Saturday, February 5, 2011
James Cameron's Sanctum
Watching Sanctum I was reminded of a wonderful scene from Journey to the Center of the Earth (1959). In a hot springs grotto, Professor Lindenbrook (James Mason) removes a mineral sample from a cluster of brilliant gems. This releases a raging torrent that threatens to flood the underground chamber. Where do you go when a cavern floods? Similarly, in Sanctum, or James Cameron’s Sanctum (I feel sorry for director Alister Grierson), as we are clearly informed by all previews and posters, a tropical storm in Papua New Guinea begins to flood an underground network of dry caverns where a group of intrepid explorers has been trying to follow an underground river to the sea. Both films are at their best when preliminary preparations for the expeditions are over, and when they are not wasting time with silly frictions between expedition members. When the focus is on gripping adventure and visual dazzle, both films entertain, Journey significantly more because it has James Mason establishing a memorable character.
Sanctum is especially marred by elements that detract from the thrilling adventure and the wow-inducing visuals. There’s too much clunking around of equipment and clacking away at computers, as well as moving around of characters too numerous to keep track of, before the storm hits and the nether regions flood. On top of that, the subterranean action is weighed down by silly friction between hard-driven Frank (Richard Roxburgh), the leader of the expedition, and idealistic son, Josh (Rhys Wakefield), who feels scarred by Dad’s domineering character. In addition, the action is crippled by silly arguments about who’s staying behind or about the decency of using a dead woman’s dry suit. Jesus! In a life-or-death situation, you use the frickin’ dry suit! Then, of course, the resident gung-ho adventurer, Carl (Ioan Gruffudd), turns into a sniveling coward who swims off with the last oxygen tanks and later attacks Frank. Here, Gruffudd’s ravings constitute the worst acting in a film rife with wooden delivery of poorly written lines.
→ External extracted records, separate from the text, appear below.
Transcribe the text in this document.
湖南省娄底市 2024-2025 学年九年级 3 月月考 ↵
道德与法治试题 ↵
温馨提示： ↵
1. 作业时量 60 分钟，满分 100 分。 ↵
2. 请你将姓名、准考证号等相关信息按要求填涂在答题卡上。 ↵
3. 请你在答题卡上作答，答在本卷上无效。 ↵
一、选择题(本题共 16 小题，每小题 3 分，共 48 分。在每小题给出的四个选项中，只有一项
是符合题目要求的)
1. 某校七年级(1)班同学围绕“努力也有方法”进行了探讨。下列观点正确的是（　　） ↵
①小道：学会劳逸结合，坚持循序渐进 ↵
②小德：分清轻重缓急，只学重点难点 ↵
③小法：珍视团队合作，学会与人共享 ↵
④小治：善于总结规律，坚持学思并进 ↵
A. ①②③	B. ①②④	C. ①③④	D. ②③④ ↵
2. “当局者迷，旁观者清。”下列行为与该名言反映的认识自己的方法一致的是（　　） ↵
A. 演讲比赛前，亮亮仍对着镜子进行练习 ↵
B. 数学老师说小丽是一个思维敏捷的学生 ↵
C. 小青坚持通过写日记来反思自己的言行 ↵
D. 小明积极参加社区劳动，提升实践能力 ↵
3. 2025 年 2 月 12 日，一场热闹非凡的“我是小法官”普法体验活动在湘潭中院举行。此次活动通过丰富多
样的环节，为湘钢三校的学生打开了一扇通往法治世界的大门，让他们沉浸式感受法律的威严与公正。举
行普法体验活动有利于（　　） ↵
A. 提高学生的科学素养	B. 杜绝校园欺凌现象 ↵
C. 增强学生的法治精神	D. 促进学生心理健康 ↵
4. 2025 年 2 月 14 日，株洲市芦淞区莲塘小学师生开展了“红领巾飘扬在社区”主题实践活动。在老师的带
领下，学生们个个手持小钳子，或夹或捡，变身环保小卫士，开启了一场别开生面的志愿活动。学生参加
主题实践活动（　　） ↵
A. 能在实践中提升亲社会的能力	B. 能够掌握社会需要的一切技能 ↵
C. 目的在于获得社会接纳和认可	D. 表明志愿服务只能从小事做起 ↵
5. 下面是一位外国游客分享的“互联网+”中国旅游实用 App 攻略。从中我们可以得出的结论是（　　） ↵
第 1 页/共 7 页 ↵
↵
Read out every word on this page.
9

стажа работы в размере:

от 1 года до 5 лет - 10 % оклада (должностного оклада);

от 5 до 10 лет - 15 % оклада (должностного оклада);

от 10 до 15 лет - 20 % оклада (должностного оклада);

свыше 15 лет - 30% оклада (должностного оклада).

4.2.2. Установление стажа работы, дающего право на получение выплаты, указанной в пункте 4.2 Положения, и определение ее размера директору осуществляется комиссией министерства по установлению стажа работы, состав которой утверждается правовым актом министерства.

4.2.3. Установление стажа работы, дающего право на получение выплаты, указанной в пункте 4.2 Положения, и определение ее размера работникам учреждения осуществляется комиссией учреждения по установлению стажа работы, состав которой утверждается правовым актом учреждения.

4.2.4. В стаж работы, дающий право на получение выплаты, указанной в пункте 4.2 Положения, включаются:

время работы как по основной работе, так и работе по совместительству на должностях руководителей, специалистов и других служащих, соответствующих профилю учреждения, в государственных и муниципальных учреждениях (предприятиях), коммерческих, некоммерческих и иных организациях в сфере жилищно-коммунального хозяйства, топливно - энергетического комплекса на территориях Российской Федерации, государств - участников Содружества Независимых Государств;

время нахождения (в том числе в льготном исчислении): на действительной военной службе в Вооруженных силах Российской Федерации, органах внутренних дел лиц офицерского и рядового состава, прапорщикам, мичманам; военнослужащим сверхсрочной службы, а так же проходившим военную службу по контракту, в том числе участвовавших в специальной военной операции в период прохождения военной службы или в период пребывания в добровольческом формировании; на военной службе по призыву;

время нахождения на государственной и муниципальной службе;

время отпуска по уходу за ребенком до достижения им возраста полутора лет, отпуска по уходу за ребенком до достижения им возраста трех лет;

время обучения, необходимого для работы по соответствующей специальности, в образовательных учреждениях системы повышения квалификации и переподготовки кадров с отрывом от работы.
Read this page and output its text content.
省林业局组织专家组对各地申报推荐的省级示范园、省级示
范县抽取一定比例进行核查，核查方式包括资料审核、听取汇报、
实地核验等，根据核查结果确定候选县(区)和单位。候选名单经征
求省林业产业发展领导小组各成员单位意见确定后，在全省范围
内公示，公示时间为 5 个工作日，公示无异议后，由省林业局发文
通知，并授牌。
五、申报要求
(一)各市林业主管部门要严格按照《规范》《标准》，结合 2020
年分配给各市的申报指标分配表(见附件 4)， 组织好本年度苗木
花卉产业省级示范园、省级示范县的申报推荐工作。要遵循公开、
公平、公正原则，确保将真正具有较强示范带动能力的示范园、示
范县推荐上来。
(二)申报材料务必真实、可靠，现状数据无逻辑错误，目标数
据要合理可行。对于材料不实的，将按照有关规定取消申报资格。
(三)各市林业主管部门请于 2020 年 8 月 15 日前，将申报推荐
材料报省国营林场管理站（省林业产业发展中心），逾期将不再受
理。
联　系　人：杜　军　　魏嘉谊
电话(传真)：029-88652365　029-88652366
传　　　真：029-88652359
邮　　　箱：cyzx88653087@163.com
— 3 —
Had the action started earlier, had the story dispensed with 90% of its dialogue and 50% of its characters in order to spend its time on more underwater action and impressive cinematography, this would have been a great adventure movie. As is, Sanctum is intensely gripping here and there and often visually dazzling, due, I must admit as a 3-D Luddite, to some of the best 3-D images I have seen since the resurgence of the 3-D gimmick.
Image: In the very first scene in which two of the cave divers submerge, the camera lens, cut in half by the waterline, draws the surface right into your face, and you feel like you are submerging with the divers, which delivers a split second of panic since you aren’t wearing scuba gear!
Image: The explorers swim out of a claustrophobic tunnel into a vast underwater chamber where they float in watery space like space-walking astronauts, and 3-D brings you right into that weightless world.
Image: When the dry caverns begin to flood, the explorers scale a wall under a fall of water that gushes into your lap.
Image: Sanctum intensifies the claustrophobia by treating us to wonderful long shots looking endlessly down narrow tunnels.
Here, this use of 3-D is not simply a label slapped on the film to join in on the merry 3-D epidemic. Here 3-D is the film’s major attraction. Films with compelling stories and well-developed characters don’t need 3-D, but this film is all about it and would have been better without the dialogue and silly character conflicts. Go ahead, flood that cavern, but do it way earlier and keep us down there longer in an amazing underwater netherworld.